Reddit is capitalizing on the insatiable demand for data to power AI systems. Bloomberg is reporting that the social platform has inked an agreement allowing an unnamed "large AI company" to train models on Reddit content.
*Update Feb 22: Google has confirmed that it is expanding it's partnership with Reddit.
To enable these and other experiences, Google now has access to Reddit’s Data API, which delivers real-time, structured, unique content from their large and dynamic platform. With the Reddit Data API, Google will now have efficient and structured access to fresher information, as well as enhanced signals that will help us better understand Reddit content and display, train on, and otherwise use it in the most accurate and relevant ways.
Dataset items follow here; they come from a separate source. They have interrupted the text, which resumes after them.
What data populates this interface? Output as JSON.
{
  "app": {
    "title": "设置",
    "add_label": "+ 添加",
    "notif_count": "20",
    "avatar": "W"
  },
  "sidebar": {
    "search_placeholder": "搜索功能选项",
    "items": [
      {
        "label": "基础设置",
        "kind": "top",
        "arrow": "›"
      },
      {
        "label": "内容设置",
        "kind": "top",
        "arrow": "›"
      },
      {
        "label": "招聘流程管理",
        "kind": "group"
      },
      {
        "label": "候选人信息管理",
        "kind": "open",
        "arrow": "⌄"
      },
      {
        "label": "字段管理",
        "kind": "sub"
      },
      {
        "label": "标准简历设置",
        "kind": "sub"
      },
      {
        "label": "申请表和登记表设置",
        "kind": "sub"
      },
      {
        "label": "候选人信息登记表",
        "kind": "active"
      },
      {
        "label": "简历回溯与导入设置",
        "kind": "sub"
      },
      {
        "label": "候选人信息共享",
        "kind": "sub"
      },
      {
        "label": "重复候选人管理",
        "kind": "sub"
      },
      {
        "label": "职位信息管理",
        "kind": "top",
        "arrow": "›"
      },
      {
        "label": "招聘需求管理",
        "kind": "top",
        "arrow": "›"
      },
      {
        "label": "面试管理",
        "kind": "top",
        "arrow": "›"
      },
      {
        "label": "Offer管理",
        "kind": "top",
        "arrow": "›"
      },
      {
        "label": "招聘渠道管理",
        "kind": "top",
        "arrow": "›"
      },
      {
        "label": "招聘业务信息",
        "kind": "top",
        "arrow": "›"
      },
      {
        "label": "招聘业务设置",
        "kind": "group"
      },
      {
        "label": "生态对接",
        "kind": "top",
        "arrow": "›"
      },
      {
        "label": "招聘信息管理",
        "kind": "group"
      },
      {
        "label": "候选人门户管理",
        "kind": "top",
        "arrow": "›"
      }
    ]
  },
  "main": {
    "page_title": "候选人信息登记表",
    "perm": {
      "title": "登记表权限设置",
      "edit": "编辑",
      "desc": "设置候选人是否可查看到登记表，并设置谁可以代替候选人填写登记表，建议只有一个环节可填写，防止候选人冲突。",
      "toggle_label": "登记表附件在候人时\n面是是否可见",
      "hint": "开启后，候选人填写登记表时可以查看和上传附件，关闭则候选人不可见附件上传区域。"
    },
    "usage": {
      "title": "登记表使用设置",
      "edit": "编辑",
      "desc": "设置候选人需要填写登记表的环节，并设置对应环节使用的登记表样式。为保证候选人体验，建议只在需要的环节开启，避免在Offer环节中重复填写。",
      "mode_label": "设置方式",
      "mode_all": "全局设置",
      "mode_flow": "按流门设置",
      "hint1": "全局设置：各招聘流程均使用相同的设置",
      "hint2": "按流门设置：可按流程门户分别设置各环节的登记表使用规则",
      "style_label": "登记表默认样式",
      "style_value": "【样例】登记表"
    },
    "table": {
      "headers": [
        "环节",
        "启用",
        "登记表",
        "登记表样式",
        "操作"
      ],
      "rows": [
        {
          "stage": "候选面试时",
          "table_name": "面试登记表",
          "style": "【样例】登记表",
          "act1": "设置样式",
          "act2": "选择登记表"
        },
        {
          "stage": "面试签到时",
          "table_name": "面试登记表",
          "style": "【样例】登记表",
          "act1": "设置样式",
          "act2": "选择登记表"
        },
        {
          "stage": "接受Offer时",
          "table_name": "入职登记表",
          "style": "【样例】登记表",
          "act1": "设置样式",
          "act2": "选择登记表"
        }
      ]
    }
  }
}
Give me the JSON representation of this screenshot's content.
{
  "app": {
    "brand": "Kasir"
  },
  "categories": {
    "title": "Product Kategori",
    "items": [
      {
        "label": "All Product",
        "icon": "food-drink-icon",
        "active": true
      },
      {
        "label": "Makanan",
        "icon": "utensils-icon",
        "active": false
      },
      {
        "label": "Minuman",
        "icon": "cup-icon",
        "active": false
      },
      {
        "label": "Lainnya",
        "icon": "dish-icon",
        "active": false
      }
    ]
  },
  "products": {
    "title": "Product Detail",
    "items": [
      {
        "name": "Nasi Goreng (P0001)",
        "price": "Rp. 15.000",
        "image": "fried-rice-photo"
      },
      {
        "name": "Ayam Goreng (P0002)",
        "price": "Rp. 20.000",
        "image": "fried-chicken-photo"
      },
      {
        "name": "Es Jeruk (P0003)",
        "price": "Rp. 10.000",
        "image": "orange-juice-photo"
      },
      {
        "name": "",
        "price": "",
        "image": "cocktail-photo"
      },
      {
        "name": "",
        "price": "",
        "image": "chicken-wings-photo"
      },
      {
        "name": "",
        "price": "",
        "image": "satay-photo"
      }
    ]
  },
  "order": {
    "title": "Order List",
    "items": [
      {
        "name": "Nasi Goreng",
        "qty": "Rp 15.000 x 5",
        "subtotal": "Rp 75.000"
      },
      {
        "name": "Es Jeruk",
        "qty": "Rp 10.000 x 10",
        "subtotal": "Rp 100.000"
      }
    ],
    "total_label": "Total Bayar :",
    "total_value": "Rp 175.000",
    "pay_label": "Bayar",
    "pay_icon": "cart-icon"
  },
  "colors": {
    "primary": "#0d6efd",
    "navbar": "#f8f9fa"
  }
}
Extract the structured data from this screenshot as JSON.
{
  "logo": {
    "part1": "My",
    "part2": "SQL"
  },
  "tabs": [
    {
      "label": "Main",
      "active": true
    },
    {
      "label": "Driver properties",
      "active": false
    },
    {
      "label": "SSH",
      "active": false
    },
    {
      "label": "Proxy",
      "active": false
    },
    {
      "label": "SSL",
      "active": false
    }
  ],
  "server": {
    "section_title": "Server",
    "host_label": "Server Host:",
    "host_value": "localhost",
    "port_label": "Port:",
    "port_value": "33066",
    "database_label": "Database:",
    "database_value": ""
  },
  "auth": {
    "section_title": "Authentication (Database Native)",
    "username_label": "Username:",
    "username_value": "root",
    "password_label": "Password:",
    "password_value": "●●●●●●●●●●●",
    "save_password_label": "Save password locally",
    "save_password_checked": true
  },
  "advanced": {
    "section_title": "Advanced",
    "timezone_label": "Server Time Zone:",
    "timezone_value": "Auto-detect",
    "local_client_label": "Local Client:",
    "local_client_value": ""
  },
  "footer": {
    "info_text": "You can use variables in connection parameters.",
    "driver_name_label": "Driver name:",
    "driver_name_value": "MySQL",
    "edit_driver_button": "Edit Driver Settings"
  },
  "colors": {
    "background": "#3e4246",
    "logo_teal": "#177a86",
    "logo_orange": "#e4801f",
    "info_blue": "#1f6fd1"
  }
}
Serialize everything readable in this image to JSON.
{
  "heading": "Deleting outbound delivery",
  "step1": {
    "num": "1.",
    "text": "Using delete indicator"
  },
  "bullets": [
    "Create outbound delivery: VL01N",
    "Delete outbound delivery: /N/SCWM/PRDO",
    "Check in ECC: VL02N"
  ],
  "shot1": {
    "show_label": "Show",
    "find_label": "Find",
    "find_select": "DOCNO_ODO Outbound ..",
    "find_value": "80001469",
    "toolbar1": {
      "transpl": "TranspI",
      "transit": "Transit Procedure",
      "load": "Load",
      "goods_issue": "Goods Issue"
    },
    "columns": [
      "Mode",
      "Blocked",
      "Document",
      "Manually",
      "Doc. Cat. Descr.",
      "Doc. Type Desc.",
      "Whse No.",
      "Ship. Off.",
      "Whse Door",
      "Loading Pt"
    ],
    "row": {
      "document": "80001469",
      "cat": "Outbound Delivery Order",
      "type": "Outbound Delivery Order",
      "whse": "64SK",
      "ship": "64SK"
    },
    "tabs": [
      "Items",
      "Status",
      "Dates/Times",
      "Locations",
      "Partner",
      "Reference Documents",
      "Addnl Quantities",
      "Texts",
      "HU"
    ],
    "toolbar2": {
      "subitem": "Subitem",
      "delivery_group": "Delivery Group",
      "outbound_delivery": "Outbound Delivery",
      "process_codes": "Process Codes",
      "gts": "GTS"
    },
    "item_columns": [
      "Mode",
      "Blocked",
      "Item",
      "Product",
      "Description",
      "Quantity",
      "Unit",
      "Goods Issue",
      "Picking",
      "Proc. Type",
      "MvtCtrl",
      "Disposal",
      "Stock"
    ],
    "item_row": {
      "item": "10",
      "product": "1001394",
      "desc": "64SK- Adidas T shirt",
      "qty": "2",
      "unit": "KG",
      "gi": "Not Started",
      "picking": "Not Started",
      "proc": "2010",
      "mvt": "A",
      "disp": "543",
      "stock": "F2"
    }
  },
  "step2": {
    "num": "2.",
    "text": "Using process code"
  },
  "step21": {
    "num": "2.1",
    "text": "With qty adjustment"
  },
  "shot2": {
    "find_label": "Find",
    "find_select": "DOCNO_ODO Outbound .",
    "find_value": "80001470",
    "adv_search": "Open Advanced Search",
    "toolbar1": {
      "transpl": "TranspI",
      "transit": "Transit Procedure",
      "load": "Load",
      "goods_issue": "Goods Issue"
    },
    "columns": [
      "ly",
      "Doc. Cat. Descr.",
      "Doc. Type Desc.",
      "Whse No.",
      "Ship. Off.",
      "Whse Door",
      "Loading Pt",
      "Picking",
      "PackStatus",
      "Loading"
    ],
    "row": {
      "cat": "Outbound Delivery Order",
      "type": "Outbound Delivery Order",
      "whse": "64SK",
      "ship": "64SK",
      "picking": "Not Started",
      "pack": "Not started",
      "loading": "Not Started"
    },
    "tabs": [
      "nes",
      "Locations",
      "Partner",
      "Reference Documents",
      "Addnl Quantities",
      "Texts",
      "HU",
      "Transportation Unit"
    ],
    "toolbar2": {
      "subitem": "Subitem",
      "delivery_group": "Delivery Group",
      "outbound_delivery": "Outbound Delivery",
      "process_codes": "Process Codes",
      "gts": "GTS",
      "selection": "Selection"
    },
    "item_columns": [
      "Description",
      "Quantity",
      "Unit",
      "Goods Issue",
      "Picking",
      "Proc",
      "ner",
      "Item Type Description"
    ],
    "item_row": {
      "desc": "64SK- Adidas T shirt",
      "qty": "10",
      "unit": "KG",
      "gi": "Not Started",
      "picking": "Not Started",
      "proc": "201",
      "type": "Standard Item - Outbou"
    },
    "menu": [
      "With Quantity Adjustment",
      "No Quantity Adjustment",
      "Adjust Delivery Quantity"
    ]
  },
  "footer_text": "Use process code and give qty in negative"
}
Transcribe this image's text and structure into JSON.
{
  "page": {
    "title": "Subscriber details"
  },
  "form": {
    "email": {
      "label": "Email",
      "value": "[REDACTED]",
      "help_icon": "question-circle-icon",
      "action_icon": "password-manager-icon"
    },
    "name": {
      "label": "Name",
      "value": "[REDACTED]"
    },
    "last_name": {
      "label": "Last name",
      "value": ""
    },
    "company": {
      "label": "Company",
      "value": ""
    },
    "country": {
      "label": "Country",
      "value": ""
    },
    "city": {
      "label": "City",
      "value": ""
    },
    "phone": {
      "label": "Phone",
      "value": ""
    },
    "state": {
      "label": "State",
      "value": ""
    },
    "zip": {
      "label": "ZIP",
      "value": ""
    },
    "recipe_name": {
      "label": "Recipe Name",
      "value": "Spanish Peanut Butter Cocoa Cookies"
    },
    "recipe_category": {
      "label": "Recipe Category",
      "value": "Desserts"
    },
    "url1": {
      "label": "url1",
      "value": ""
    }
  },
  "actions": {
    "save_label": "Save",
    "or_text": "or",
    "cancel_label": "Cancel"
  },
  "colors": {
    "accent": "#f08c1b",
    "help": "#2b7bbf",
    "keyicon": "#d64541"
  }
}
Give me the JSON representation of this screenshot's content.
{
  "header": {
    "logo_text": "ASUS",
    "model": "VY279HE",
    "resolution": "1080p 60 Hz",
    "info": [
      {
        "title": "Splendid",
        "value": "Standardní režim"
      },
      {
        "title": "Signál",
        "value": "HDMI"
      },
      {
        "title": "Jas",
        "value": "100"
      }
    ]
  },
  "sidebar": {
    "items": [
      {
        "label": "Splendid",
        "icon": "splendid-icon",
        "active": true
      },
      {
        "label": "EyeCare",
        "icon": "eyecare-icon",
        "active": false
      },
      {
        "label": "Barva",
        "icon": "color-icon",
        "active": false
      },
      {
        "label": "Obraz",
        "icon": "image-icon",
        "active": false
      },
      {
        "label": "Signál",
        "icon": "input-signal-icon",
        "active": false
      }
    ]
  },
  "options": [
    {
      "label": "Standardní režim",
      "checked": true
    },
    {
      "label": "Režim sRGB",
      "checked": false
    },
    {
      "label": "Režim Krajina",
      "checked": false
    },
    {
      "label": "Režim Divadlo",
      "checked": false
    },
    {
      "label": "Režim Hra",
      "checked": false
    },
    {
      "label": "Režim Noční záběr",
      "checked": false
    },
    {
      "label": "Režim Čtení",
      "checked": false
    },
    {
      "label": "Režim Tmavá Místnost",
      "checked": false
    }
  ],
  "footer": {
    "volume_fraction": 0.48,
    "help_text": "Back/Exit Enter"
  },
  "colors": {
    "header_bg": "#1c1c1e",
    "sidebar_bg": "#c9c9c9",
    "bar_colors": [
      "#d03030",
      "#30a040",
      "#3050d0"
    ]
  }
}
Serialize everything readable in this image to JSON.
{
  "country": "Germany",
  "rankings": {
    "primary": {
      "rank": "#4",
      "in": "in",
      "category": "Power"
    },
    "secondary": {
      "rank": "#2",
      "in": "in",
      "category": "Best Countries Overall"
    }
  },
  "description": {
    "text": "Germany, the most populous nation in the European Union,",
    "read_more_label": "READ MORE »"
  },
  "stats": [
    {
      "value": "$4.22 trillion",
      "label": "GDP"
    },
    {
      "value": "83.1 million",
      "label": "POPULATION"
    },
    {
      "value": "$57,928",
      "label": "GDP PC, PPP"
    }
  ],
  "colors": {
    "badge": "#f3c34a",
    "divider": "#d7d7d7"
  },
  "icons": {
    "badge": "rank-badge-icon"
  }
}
The deal, reportedly worth about $60 million per year, signals Reddit's savvy in monetizing its vast trove of crowdsourced data. It also comes at an opportune time, as Reddit is advising banks it could pursue a multi-billion dollar initial public offering in the coming months.
This deal leverages surging investor appetite for opportunities in the AI space. As models like ChatGPT and Anthropic continue to capture headlines, many startups are trying to leverage the AI boom in some capacity to inflate their value.
Last year, many platforms including Reddit and X (formerly Twitter) revised their terms of use to prevent AI companies from scraping user data. Reddit also shifted its policy regarding access to its API, which will now involve a significant charge for companies seeking to use it.
Reddit boasts over 70 million daily active users (as of October) contributing written posts, images, videos and more across over 100,000 active communities. This cornucopia equips AI with invaluable training data to enhance machine learning and better mimic human language.
According to sources, Reddit brought in over $800 million in revenue last year —a 20% jump from 2022 ($666 million). While profitability remains lacking, the top line expansion and promising foray into AI monetization could breed bullishness for Reddit's IPO aspirations.
Foundation AI model providers are paying top dollar for diverse training data. Late last year, OpenAI reportedly agreed to a deal potentially worth eight figures with German publishing firm Axel Springer. These arrangements are not just about accessing vast amounts of data but also about ensuring that the AI models are fed with information that is accurate, relevant, and reflective of current trends.
As AI adoption grows, demand for model-enhancing data will likely persist. With quality information acting as rocket fuel, Reddit seems situated to profit from licensing out its data goldmine.